Protein kinase C (PKC)-mediated protein phosphorylation in rat aortic smooth muscle cells is enhanced by allylamine.

The profile of endogenous protein phosphorylation mediated by protein kinase C (PKC) was examined in cell fractions prepared from subcultured aortic smooth muscle cells (SMCs) isolated from rats treated with 70 mg/kg allylamine (AAM) or tap water for 20 days. Increased phosphorylation of endogenous proteins was observed under unstimulated conditions in the particulate, but not cytosolic, fraction of cells from AAM-treated animals (i.e. AAM cells) relative to control cells.
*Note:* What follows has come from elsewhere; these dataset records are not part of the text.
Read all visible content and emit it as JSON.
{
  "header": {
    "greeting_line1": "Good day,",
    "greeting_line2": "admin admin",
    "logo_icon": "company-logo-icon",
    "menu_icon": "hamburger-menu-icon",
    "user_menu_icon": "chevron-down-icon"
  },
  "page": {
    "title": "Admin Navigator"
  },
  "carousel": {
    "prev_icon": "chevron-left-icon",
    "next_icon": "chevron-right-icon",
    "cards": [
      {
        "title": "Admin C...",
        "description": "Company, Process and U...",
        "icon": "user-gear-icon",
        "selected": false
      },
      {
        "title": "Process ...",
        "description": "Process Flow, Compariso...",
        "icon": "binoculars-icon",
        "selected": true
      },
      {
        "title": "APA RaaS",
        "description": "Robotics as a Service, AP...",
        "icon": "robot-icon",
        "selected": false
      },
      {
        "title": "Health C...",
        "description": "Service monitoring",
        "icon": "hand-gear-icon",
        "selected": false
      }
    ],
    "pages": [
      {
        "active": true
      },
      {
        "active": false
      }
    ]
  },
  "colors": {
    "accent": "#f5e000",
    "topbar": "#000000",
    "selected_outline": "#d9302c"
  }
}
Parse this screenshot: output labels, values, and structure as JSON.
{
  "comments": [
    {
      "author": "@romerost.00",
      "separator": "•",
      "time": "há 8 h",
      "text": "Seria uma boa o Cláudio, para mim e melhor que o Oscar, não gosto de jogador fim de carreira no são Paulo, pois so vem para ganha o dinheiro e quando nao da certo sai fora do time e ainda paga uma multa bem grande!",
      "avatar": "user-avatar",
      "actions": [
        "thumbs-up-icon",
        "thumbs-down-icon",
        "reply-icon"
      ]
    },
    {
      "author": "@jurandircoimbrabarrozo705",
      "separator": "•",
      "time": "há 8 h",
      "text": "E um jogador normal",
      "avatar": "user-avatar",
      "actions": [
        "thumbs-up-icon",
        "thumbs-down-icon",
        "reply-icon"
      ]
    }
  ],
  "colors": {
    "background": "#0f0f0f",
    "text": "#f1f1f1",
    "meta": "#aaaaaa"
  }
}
Although the same phosphorylation bands were observed in the particulate or cytosolic fraction of control and AAM cells following phorbol ester stimulation of the enzyme, enhanced PKC-mediated phosphorylation was observed in both fractions of AAM cells relative to control cells. Measurements of exogenous histone Type III-S phosphorylation by PKC following in vitro exposure of naive SMCs to 100 microM AAM for up to 60 min revealed that AAM selectively increased histone phosphorylation in the cytosolic fraction of SMCs. These results demonstrate that AAM treatment enhances PKC-mediated protein phosphorylation in rat aortic SMCs and raise the possibility that such alterations participate in the angiotoxic response to AAM.